FPÖ-Spitzenkandidat: „Waldviertler sind fleißig!“. Nationalratswahl: FPÖ-Spitzenkandidat Walter Rosenkranz sieht das Problem der Abwanderung in der Absiedelung von Institutionen und der fehlenden Waldviertel-Autobahn.

Von Karl Pröglhöf. Erstellt am 20. September 2017 (03:26)
NOEN, Stadler
FPÖ-Landesobmann Walter Rosenkranz aus Krems vertritt den Wahlkreis Waldviertel seit neun Jahren im Parlament. Dort war er auch in drei Untersuchungsausschüssen – zuletzt Eurofighter – tätig.

Der Kremser Jurist Walter Rosenkranz, Landesobmann der FPÖ, steht im Wahlkreis Waldviertel an der Spitze.

NÖN: Sie sind seit neun Jahren Abgeordneter des Waldviertels im Parlament. Was hat sich in dieser Zeit zum Positiven/Negativen verändert?

Walter Rosenkranz: In den neun Jahren ist es mir gelungen, einige Verbesserungen so anzustoßen, dass sich SPÖ/ ÖVP nicht mehr verschanzen konnten – zum Beispiel der Feuerwehrführerschein bis 5,5 Tonnen und die Gratis-Hepatitis-Impfung für Feuerwehren. Parlamentarisch hatte ich insgesamt drei Untersuchungsausschüsse zu bewerkstelligen. Als Vorsitzender des Unterrichtsausschusses war es möglich, den Druck so aufzubauen, dass das Gymnasium in der Langform gerettet scheint. Und ich wurde regelmäßig in der Wertung der „fleißigsten“ Abgeordneten ganz vorne gereiht ...

Welchen Beitrag konnten Sie zu den Verbesserungen leisten?

Rosenkranz: In der Opposition ist das unmittelbare Umsetzen von SPÖ/ ÖVP natürlich nicht vorgesehen – aber scharf kritisiert habe ich sie wohl ... Und ich habe Kremser Anliegen, die von anderen Parteien kamen (Wachzimmer in der Innenstadt seitens der SPÖ), beantragt, um zu erleben, dass sie von diesen Parteien abgelehnt wurden. Ich habe halt sehr oft den Spiegel vorhalten können.

Wie sehen Sie das Problem der Abwanderung?

Rosenkranz: Das Waldviertel leidet unter der Abwanderung – kein Wunder, wenn Institutionen sukzessive abgesiedelt werden.

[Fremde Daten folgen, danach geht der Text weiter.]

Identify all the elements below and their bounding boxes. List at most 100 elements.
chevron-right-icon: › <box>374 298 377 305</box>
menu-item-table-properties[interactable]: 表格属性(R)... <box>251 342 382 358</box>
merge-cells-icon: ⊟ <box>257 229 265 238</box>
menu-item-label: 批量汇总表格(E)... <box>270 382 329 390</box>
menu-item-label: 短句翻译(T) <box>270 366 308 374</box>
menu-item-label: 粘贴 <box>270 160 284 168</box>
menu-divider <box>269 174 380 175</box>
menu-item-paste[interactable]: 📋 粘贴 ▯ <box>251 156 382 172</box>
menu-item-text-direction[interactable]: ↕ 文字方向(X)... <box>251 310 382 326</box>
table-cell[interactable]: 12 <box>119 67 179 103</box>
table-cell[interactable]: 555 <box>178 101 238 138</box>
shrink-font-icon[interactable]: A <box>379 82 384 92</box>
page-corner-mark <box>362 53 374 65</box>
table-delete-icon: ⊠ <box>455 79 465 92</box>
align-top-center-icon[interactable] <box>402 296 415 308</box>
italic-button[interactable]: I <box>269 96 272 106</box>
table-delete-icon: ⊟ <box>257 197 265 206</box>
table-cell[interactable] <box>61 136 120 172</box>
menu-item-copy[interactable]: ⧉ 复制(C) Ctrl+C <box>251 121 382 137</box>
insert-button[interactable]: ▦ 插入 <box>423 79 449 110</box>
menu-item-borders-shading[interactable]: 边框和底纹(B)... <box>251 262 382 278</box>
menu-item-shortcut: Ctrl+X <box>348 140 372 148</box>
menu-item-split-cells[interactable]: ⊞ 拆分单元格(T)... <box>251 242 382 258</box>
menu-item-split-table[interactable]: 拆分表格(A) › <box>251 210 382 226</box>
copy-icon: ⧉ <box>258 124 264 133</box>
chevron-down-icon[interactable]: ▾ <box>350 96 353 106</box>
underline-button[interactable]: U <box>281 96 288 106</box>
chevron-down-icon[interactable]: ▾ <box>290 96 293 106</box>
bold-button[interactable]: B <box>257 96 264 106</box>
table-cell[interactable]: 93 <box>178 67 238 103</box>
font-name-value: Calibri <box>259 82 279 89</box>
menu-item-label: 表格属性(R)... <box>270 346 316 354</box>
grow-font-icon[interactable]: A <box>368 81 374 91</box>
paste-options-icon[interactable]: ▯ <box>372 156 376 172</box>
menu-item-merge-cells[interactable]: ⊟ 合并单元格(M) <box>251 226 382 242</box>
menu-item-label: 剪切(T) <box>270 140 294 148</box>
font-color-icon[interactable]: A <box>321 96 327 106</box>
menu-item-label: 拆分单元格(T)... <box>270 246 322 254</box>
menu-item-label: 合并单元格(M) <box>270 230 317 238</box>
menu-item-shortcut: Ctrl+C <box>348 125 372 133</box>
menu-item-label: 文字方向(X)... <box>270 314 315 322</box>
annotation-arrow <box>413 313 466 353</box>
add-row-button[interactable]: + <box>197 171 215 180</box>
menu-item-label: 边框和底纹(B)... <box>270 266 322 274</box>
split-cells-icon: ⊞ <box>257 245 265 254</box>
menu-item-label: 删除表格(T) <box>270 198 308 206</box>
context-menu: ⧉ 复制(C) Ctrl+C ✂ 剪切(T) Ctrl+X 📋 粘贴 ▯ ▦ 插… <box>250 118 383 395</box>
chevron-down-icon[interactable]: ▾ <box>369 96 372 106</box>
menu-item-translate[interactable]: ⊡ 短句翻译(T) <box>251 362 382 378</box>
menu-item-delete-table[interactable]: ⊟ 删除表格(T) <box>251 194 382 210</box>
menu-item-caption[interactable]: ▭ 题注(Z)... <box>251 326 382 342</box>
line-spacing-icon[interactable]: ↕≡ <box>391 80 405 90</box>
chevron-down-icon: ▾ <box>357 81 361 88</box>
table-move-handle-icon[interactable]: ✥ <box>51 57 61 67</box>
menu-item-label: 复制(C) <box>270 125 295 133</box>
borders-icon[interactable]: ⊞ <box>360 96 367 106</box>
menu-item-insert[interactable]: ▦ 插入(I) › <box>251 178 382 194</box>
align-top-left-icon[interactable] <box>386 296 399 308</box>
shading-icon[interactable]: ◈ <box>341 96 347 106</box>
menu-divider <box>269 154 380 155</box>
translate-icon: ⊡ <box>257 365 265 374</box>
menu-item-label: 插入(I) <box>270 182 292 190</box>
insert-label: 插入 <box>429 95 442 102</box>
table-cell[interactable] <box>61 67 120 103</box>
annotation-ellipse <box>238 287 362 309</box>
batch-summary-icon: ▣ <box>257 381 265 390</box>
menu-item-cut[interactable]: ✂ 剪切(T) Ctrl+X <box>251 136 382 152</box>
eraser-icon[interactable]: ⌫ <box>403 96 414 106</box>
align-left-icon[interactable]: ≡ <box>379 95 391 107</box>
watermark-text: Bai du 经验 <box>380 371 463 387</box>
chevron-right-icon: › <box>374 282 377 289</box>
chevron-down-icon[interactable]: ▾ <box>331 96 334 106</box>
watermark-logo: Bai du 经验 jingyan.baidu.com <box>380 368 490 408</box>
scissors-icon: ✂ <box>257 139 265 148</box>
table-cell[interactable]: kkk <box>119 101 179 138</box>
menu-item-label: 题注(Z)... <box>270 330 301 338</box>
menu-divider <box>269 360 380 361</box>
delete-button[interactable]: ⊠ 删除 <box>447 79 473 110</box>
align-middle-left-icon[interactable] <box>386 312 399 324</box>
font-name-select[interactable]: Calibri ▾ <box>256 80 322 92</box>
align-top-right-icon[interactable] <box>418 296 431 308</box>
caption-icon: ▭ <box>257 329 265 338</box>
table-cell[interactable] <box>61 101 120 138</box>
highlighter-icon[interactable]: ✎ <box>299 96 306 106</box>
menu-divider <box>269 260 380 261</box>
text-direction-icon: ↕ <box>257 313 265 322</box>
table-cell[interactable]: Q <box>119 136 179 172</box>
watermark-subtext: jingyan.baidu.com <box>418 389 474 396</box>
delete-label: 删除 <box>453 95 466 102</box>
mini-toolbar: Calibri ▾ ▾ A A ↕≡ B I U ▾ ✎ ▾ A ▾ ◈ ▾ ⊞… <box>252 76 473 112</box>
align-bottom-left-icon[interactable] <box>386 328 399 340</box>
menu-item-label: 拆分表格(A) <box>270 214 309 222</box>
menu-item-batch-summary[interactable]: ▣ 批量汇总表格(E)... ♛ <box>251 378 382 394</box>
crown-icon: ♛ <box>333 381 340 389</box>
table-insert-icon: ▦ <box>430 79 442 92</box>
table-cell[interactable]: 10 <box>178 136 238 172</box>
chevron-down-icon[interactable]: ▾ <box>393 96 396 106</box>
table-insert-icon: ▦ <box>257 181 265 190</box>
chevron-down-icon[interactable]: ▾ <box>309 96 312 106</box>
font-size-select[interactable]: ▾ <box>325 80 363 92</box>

Welche Infrastrukturmaßnahmen sind notwendig, um diesen Trend zu stoppen? Wie notwendig sind bessere oder neue Verkehrsverbindungen bei Straße und Schiene?

Rosenkranz: An sich sind Unternehmer bereit, ins Waldviertel zu gehen, weil es dort sehr, sehr fleißige Menschen gibt, die arbeiten wollen. Die Infrastruktur hält aber nicht mit. Die langjährige Umsetzung der Forderung nach einer Waldviertel-Autobahn für die notwendige Mobilität würde viel helfen! Viele Unternehmen im Waldviertel beklagen das Fehlen einer hochrangigen Straße.

Wo setzen Sie die Schwerpunkte im Wahlkampf?

Rosenkranz: Ich bin in ganz NÖ unterwegs, um die Wahlkampflinie der Bundespartei mit dem Motto „Fairness für die Österreicher“ zu vertreten.

Wie stark wird die FPÖ nach dem 15. Oktober auf Bundesebene sein?

Rosenkranz: Deutlich stärker als 2013! Jeder Platz ist möglich.

Sie werden auch Spitzenkandidat bei der Landtagswahl im Frühjahr 2018 sein und haben angekündigt, bei einem entsprechenden Ergebnis als Landesrat nach St. Pölten zu wechseln. Ist es den Wählern gegenüber fair zu sagen: „Gebt mir eure Stimme, aber in einem halben Jahr bin ich weg!“?

Rosenkranz: Die Stimme wird nicht mir, sondern der FPÖ gegeben. Ob im Bund oder im Land – ich mache überall freiheitliche Politik! Durch die vorgezogene Wahl habe ich als Landesparteiobmann die Verantwortung übernommen, mich auch jetzt an die Spitze der Wahlbewegung in NÖ zu stellen. Und immer klargestellt, dass ich in die Landespolitik gehen werde. Das ist keine Frage der Fairness, sondern der Ehrlichkeit.

Wer ist als Ihr Nachfolger im Hohen Haus vorgesehen?

Rosenkranz: Wer mir nachfolgt, wird vom Ergebnis abhängig sein. Ich kandidiere ja im Regionalwahlkreis und auf der Landesliste.